The shining star of the Beijing Olympics didn’t challenge the authenticity of the photo and apologized for his behavior.

I engaged in behavior which was regrettable and demonstrated bad judgment, Phelps said. I’m 23 years old and despite the successes I’ve had in the pool, I acted in a youthful and inappropriate way, not in a manner people have come to expect from me. For this, I am sorry. I promise my fans and the public it will not happen again.

This is not Phelps’ first PR hit. In 2004, at the age of 19, he was arrested on drunken driving charges. And while right now it looks like there won’t be any suspension by the powers-that-be, Phelps stands to lose boatloads of endorsement dollars.

But, should he? Do you really care that Phelps allegedly engaged in an activity that so many world leaders and titans of industry dabbled in? Is his recreational marijuana use really that upsetting to you?

Last night we were inundated with commercials for beer during the Super Bowl. You may have even attended a soiree where people drank too much and got a little loose. Hell, it’s part of our culture as Americans.

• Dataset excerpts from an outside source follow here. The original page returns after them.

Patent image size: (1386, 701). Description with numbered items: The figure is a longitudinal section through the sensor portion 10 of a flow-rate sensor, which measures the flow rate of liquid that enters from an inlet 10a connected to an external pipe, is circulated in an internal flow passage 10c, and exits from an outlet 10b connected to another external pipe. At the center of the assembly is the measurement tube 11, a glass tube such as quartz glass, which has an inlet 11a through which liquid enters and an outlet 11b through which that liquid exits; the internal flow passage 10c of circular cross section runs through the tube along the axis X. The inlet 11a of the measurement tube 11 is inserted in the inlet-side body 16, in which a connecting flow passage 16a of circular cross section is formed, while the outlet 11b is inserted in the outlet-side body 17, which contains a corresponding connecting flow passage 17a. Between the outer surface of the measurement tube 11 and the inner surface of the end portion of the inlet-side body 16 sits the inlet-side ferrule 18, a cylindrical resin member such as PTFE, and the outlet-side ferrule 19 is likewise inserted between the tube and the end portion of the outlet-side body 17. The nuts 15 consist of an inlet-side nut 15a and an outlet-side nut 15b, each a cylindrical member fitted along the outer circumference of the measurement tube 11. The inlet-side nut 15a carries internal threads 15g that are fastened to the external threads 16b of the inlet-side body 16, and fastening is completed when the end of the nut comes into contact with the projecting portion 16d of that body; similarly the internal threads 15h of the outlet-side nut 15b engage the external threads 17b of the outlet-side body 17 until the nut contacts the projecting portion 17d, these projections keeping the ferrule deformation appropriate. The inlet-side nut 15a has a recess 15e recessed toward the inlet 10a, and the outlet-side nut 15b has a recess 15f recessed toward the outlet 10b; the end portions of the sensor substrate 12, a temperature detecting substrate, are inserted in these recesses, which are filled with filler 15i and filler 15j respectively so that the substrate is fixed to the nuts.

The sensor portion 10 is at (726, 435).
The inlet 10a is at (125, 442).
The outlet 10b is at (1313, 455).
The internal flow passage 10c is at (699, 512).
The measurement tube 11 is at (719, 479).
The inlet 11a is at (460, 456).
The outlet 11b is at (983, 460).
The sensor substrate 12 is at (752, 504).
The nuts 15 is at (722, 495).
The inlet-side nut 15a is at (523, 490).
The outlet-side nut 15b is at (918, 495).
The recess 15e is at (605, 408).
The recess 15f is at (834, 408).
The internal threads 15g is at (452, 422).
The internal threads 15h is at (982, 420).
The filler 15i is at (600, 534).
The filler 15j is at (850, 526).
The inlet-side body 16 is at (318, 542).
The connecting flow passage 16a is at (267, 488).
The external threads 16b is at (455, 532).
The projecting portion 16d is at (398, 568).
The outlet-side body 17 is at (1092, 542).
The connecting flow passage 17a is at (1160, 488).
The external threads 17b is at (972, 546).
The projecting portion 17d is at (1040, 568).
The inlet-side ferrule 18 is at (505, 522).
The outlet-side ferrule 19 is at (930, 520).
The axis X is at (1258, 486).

But the disconnect of embracing drinking and drunkenness as a part of life while castigating marijuana use has always baffled me. It seems so arbitrary to categorize one mind-altering substance as fun and acceptable while frowning upon the other.

Now, I’m not saying that Phelps wasn’t stupid for being so brazen with his questionable actions. He’s got to know that the spotlight is always going to be on him. When you’re on top, everyone is just holding their breath waiting for you to fall. And I’m not advocating drug use as life-enriching activity. There are myriad risks and downsides — just like there are when abusing alcohol.

Considering Phelps’ previous brush with the law and his well-documented carousing habits, he’s never been the perfect role model. So what has really changed? Are you really looking at him differently since seeing this picture?

He apologized for his behavior, will probably take the bulk of the punishment in the form of reduced endorsements and will still be the greatest swimmer of all-time.

Warts and all.

***

Your turn:

  • What were your initial reactions when you saw the photo?
  • Does this affect Phelps’ legacy?
  • How has your view changed, if it has at all?
  • If the picture in question would have been a severely intoxicated Phelps, would there be the same type of uproar? Is this double standard fair?